Birisinin hak edişine kavuşması için çabalayan insan, bugünkü dilde “aktivist” bir yol izlediği sürece o kategoride anılır. Aktivist kimlik ise toplumsal geleneğin dışına çıkmış, alışılmışın dışında bir kimliğe dönüşmedikçe gereken saygınlığın sahibi olamaz!

İnsan sevgisiyle dolup taşan ve başkalarına en az bir hayrı dokunsun isteyen kişi, “hümanist” şablona uygunluk göstermeli ve insan sevgisini her fırsatta gösteriye dönüştürmelidir!

Toplu hâlde yenilen bir öğünlük yemekleri bağışlayan kişi “hayırsever” şablonu içinde anılmalı, iyiliklerini megafonla duyurmalı, hayırlarını pankartlamalıdır!

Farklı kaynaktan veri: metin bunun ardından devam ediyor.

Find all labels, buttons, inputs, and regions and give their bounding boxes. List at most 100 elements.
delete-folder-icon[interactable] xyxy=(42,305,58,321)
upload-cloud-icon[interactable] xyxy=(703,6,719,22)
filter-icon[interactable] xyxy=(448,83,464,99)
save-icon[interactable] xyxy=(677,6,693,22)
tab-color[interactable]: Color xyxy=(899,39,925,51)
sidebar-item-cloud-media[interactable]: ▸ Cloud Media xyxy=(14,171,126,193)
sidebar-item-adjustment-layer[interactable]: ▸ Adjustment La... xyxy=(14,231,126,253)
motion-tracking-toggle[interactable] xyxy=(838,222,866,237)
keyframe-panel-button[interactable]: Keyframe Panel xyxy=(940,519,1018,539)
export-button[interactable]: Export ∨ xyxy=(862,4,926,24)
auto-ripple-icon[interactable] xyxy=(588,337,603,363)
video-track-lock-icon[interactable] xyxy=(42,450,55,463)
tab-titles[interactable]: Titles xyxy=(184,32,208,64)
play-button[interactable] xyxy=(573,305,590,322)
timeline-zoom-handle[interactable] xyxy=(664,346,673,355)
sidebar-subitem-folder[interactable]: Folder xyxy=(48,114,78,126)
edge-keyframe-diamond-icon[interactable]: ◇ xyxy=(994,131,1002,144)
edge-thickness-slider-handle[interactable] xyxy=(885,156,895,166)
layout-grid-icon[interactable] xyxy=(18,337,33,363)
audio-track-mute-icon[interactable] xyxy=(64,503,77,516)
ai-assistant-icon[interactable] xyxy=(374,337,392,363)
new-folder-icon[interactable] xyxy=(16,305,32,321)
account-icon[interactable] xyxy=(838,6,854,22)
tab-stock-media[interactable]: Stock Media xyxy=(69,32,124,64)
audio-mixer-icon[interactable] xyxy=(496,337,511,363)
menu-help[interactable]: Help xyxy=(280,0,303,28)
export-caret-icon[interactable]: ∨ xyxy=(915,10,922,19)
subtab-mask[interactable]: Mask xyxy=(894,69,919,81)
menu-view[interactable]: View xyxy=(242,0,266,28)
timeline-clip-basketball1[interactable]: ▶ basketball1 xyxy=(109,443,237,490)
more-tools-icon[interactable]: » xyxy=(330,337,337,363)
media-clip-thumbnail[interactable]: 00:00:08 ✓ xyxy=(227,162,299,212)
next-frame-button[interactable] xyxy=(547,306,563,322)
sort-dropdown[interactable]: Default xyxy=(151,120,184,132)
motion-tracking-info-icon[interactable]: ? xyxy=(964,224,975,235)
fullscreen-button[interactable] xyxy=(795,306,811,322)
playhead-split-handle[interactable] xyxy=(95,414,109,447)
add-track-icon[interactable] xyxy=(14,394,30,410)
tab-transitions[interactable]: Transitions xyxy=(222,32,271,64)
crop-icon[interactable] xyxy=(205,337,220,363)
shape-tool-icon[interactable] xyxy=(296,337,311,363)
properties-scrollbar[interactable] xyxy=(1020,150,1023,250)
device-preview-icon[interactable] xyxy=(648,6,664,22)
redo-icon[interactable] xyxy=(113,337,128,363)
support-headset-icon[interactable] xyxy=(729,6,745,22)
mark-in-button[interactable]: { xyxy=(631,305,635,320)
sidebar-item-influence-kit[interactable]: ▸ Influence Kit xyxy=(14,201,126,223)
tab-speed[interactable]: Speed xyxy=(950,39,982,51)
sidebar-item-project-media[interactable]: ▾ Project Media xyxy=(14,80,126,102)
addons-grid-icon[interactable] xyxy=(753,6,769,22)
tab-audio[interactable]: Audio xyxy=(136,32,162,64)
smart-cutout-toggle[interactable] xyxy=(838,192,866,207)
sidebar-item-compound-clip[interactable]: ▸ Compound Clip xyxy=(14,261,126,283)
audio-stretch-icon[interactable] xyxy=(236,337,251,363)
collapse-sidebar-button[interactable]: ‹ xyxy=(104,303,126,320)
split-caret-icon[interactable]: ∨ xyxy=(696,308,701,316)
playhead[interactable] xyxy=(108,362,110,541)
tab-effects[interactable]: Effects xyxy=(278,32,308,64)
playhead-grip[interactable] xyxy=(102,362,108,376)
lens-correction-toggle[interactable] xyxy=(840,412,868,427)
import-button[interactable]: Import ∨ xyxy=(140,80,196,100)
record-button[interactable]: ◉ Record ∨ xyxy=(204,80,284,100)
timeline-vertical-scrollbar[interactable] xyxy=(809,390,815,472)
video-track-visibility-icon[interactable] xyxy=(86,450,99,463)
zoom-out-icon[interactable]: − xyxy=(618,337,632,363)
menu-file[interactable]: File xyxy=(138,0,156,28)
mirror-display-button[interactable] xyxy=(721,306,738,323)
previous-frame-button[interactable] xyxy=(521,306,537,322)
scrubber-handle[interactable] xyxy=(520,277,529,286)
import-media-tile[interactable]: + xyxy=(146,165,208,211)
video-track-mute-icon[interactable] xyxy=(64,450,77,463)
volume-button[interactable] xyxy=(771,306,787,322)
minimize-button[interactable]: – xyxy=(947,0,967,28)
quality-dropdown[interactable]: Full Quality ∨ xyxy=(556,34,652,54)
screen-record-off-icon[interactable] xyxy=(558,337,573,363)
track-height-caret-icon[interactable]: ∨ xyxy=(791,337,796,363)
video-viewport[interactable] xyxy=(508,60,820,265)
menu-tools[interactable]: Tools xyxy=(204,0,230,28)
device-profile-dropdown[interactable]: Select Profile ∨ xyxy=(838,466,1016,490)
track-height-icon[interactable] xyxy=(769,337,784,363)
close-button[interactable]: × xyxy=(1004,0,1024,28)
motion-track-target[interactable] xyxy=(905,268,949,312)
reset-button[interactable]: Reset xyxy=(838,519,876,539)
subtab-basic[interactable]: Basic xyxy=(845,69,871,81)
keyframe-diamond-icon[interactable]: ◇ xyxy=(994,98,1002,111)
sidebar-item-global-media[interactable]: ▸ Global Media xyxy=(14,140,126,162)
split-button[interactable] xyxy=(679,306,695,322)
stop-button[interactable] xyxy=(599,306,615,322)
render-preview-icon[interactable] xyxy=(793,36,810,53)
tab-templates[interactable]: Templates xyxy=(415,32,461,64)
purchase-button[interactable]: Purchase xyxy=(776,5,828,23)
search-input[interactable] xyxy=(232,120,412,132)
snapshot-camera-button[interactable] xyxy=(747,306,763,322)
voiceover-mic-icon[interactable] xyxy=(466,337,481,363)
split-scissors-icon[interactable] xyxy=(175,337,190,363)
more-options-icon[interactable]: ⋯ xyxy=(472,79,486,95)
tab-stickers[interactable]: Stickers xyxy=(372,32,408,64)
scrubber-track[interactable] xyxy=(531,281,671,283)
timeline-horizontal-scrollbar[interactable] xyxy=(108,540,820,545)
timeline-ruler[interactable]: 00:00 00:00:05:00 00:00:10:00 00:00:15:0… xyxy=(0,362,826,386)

Sebepsiz savaş ve işgalleri karşı var gücüyle çabalayan, elinden geleni ardına koymak istemeyen kişi, “savaş karşıtlığı” başlığı altında, özgürlüğü ve insan haklarını toplumsal kimlik veya cinsel tercih gibi birçok sınırın kalkmasına yontan bir özgürlük savaşçısına dönüşmelidir!

2000’lerle birlikte görsel iletişimin kazandığı ivme, insan hayatını bir performansa dönüştürdü. Herkes kendine bir rol benimsemeli, bu da en çok istediği rol olmalı, o rolü en üst düzeyde sergilemeli ve bütün yaşantısını gösteri hâline getirmelidir. Bunu gerçekleştirebilen kişi hem başarılıdır hem de kendini gerçekleştirmiştir. Aslında bu hem algılarda hem de hayat inşasında büyük bir aşınmadır. Yukarıdaki dört şablondaki tokların açların hâlinden anladığı kesin olarak söylenemez. Herkesin kendince hayat performansını göstermek için yarıştığı gösteri arenası, ideolojik çekişmelerden geriye kendine hayrı olmayan çıkar çatışmaları kaldığı bir sirke dönüşmüştür. Yalınkat madde hüküm sürer.

Bu gösteri merakından ve bağımlılığından olsa gerek kişi kişi çöküş, kişi kişi yücelişten söz edebilir olduk. Toplu hareket kurgusu “kendiliğinden” olmadıkça hayal gibi. Üstelik bu yapı ölümü kötüledikçe kötülüyor. Yaşlanmayı geciktiriyor. Ölümsüzlük fikrini tabu hâline getiriyor.

Hayatın ne olduğuna bakınca ilahî düstur bu noktada bütün insanlığı bilgilendirmiştir. Buna göre ölüm de hayattır. Yeter ki yaşamaya ve ölmeye yüzümüz olsun.

***

Künye: Hayat; Organların canlının varlığını devam ettirecek şekilde işlemesi ve canlıların, organlarının gösterdiği faâliyet sonucunda varlıklarını sürdürmesi durumu, sürüp giden yaşama, canlı olma, dirilik. Karşıtı: ÖLÜM; doğumdan ölüme kadar geçen süre, yaşanan, yaşanmakta olan veya ileride yaşanacak zaman, ömür; yaşayış, yaşama tarzı; geçim şartları, geçim; hareketli ve zevkli yaşayış, canlılık ve hareketlilik; yaşama gücü, yaşama şevki, canlılık.